DOJ Weighs in on Amended Google Book Settlement
Posted by Victoria Strauss for Writer Beware
Last September, the US Justice Department urged the courts to reject the Google Book Settlement, citing concerns about class action, copyright, and anti-trust laws. The DOJ’s brief put the Settlement’s approval process on hold, and forced the parties back to the negotiating table–resulting, in November, in the filing of an Amended Settlement. New deadlines were set for authors and for the filing of objections, and the Fairness Hearing (to determine if the Settlement will stand) was postponed to February 18, 2010.
On Thursday, in a statement of interest filed with U.S. District Court Judge Denny Chin in New York, the DOJ indicated that, while it continues to believe that the Settlement could provide a major public good, and acknowledges that the Amended Settlement Agreement includes “substantial” changes, it’s still not satisfied. (The filing can be seen here.)
The DOJ’s strongly-stated concerns fall into the same areas it highlighted in its previous filing.

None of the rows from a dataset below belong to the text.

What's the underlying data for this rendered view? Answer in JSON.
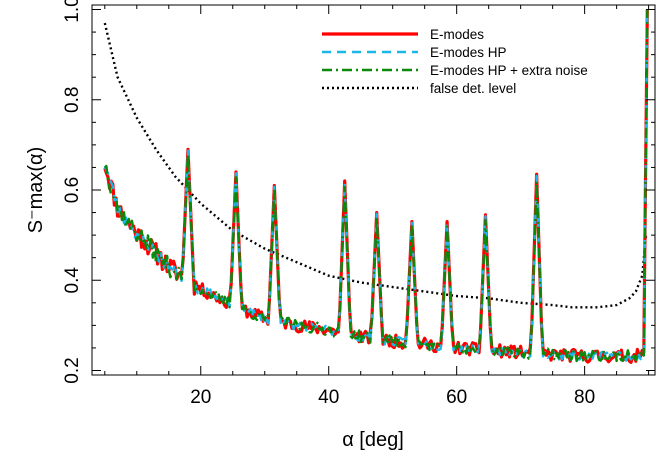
{
  "chart_data": {
    "type": "line",
    "xlabel": "α [deg]",
    "ylabel": "S⁻max(α)",
    "xlim": [
      3,
      91
    ],
    "ylim": [
      0.19,
      1.01
    ],
    "x_ticks": [
      20,
      40,
      60,
      80
    ],
    "y_ticks": [
      0.2,
      0.4,
      0.6,
      0.8,
      1.0
    ],
    "x_tick_labels": [
      "20",
      "40",
      "60",
      "80"
    ],
    "y_tick_labels": [
      "0.2",
      "0.4",
      "0.6",
      "0.8",
      "1.0"
    ],
    "grid": false,
    "legend_position": "top-right",
    "baseline": {
      "x": [
        5,
        7,
        9,
        11,
        13,
        15,
        17,
        20,
        25,
        30,
        35,
        40,
        45,
        50,
        55,
        60,
        65,
        70,
        75,
        80,
        85,
        88,
        89
      ],
      "y": [
        0.66,
        0.56,
        0.52,
        0.49,
        0.46,
        0.43,
        0.41,
        0.38,
        0.345,
        0.315,
        0.3,
        0.29,
        0.275,
        0.265,
        0.258,
        0.25,
        0.245,
        0.24,
        0.235,
        0.232,
        0.232,
        0.232,
        0.235
      ]
    },
    "peaks": {
      "x": [
        18,
        25.5,
        31.5,
        42.5,
        47.5,
        53,
        58.5,
        64.5,
        72.5
      ],
      "y": [
        0.69,
        0.64,
        0.61,
        0.62,
        0.55,
        0.53,
        0.53,
        0.545,
        0.635
      ]
    },
    "end_spike": {
      "x": [
        89.5,
        89.8
      ],
      "y": [
        0.6,
        1.0
      ]
    },
    "series": [
      {
        "name": "E-modes",
        "color": "#ff0000",
        "style": "solid",
        "width": 3.2,
        "noise": 0.014,
        "peak_scale": 1.0,
        "seed": 11
      },
      {
        "name": "E-modes HP",
        "color": "#1ab8e8",
        "style": "dashed",
        "width": 2.4,
        "noise": 0.01,
        "peak_scale": 0.99,
        "seed": 23
      },
      {
        "name": "E-modes HP + extra noise",
        "color": "#0a8a0a",
        "style": "dashdot",
        "width": 2.4,
        "noise": 0.013,
        "peak_scale": 0.96,
        "seed": 37
      },
      {
        "name": "false det. level",
        "color": "#000000",
        "style": "dotted",
        "width": 2.4,
        "x": [
          5,
          7,
          10,
          13,
          16,
          20,
          25,
          30,
          35,
          40,
          45,
          50,
          55,
          60,
          65,
          70,
          75,
          78,
          82,
          85,
          87,
          88,
          89,
          89.6
        ],
        "y": [
          0.97,
          0.85,
          0.76,
          0.69,
          0.63,
          0.57,
          0.51,
          0.47,
          0.44,
          0.41,
          0.395,
          0.385,
          0.375,
          0.365,
          0.36,
          0.35,
          0.345,
          0.34,
          0.34,
          0.345,
          0.36,
          0.375,
          0.41,
          0.5
        ]
      }
    ]
  }
}
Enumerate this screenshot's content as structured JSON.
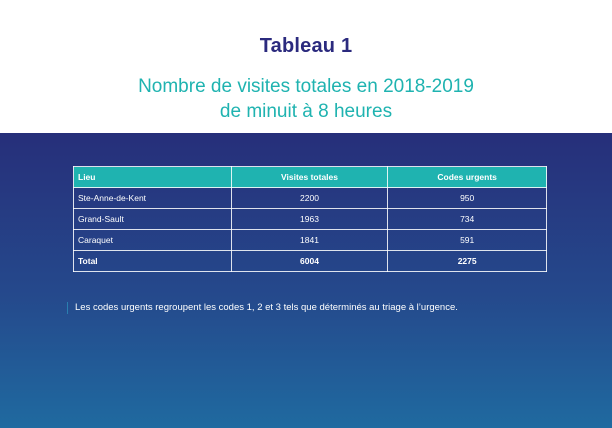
{
  "header": {
    "title": "Tableau 1",
    "subtitle_line1": "Nombre de visites totales en 2018-2019",
    "subtitle_line2": "de minuit à 8 heures"
  },
  "table": {
    "columns": [
      "Lieu",
      "Visites totales",
      "Codes urgents"
    ],
    "rows": [
      [
        "Ste-Anne-de-Kent",
        "2200",
        "950"
      ],
      [
        "Grand-Sault",
        "1963",
        "734"
      ],
      [
        "Caraquet",
        "1841",
        "591"
      ]
    ],
    "total": [
      "Total",
      "6004",
      "2275"
    ]
  },
  "note": {
    "text": "Les codes urgents regroupent les codes 1, 2 et 3 tels que déterminés au triage à l’urgence."
  },
  "colors": {
    "title": "#2b2a7e",
    "accent_teal": "#1fb3b0",
    "panel_top": "#262f7a",
    "panel_bottom": "#1f6aa0"
  }
}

– Copyright. Not to put too fine a point on it, the ASA violates current copyright law, by requiring rights holders to opt out rather than to opt in.
“In its current form,” the DOJ writes, “the ASA is inconsistent with the policy of the Copyright Act, as established by Congress, making the argument that the ASA furthers the purposes of the Act a difficult one. The ASA seeks to carve out an exception from the Act’s normal rules and presumptions, which require a rightsholder to affirmatively grant permission for the kinds of uses contemplated by the ASA. The parties claim that creating an opt-out exception would better serve the purposes of the Constitution’s Copyright Clause by promoting the progress of science and the useful arts. That, however, is a judgment better suited for legislative consideration, rather than one for courts to make in the context of approving a settlement.”

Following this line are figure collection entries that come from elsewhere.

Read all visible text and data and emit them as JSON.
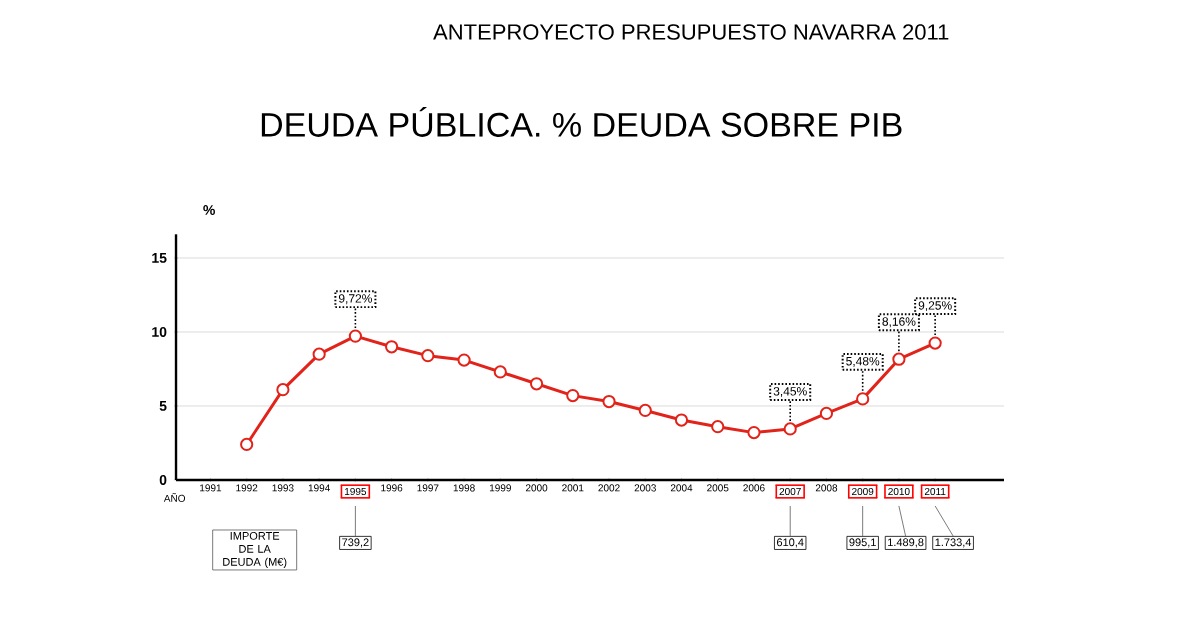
{
  "chart_data": {
    "type": "line",
    "title": "DEUDA PÚBLICA. % DEUDA SOBRE PIB",
    "subtitle": "ANTEPROYECTO PRESUPUESTO NAVARRA 2011",
    "xlabel": "AÑO",
    "ylabel": "%",
    "categories": [
      "1991",
      "1992",
      "1993",
      "1994",
      "1995",
      "1996",
      "1997",
      "1998",
      "1999",
      "2000",
      "2001",
      "2002",
      "2003",
      "2004",
      "2005",
      "2006",
      "2007",
      "2008",
      "2009",
      "2010",
      "2011"
    ],
    "series": [
      {
        "color": "#e2231a",
        "values": [
          null,
          2.4,
          6.1,
          8.5,
          9.72,
          9.0,
          8.4,
          8.1,
          7.3,
          6.5,
          5.7,
          5.3,
          4.7,
          4.05,
          3.6,
          3.2,
          3.45,
          4.5,
          5.48,
          8.16,
          9.25
        ],
        "value_labels": [
          null,
          null,
          null,
          null,
          "9,72%",
          null,
          null,
          null,
          null,
          null,
          null,
          null,
          null,
          null,
          null,
          null,
          "3,45%",
          null,
          "5,48%",
          "8,16%",
          "9,25%"
        ]
      }
    ],
    "ylim": [
      0,
      16.6
    ],
    "yticks": [
      0,
      5,
      10,
      15
    ],
    "grid": "y",
    "marker": "circle",
    "line_style": "solid",
    "annotations": [
      "IMPORTE DE LA DEUDA (M€)",
      "739,2",
      "610,4",
      "995,1",
      "1.489,8",
      "1.733,4"
    ]
  }
}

– Anti-trust law. The DOJ feels that the legal rights granted by the ASA “confer significant and possibly anticompetitive advantages on a single entity – Google. Under the ASA as proposed, Google would remain the only competitor in the digital marketplace with the rights to distribute and otherwise exploit a vast array of works in multiple formats. Google also would have the exclusive ability to exploit unclaimed works (including so-called ‘orphan works’) without risk of liability.”
In other words, although the ASA leaves Google competitors theoretically free to build a digital library by the same methods Google has used, it’s highly unlikely that any entity would be willing to open itself to the infringement lawsuits that would surely follow. Google thus gains what amounts to a monopoly. “Nothing in the ASA,” the DOJ writes, “addresses this concern.”
– Class action issues. “Although the United States believes the parties have approached this effort in good faith and the ASA is more circumscribed in its sweep than the original Proposed Settlement, the ASA suffers from the same core problem as the original agreement: it is an attempt to use the class action mechanism to implement forward-looking business arrangements that go far beyond the dispute before the Court in this litigation.”
In other words, while the original lawsuit was intended only to address Google’s unauthorized scanning of in-copyright works, the ASA empowers Google to go far beyond simply scanning, enabling it also to become a dominant publisher and retailer of digital books.
The DOJ is concerned that the class representatives don’t have the right under existing laws to grant Google these sweeping rights. It also questions whether the class adequately represents absent members (foreign rightsholders and authors of orphan works), and whether class members received sufficient notice of the ASA and its terms.
If the anti-trust concerns are resolved, and the Court decides that the class will stand, the DOJ recommends that a number of additional safeguards be incorporated into the ASA, including:
– An “opt-in regime,” or, if the Court approves an opt-out regime, a substantial waiting period before Google can exploit in-copyright works without permission from the rightsholders.
– A delay in the acceptance of the ASA, to give the Book Rights Registry a chance to “set standards designed to further reduce the volume of unclaimed works after expiration of the waiting period”–i.e., to reduce the number of orphan works–and, to the same end, a “reasonably diligent search” for rightsholders of unclaimed works after the waiting period has expired.
– Limiting Google’s license to commercially exploit unclaimed works to a defined term, say five or ten years, with the option to renew.
In conclusion, the DOJ reiterates the shortcomings of the ASA, but leaves the door open for continued negotiation:
Despite the commendable efforts of the parties to improve upon the initial Proposed Settlement, many of the problems previously identified with respect to the original settlement remain in the ASA. The United States remains committed to working with the parties on the settlement’s scope and content.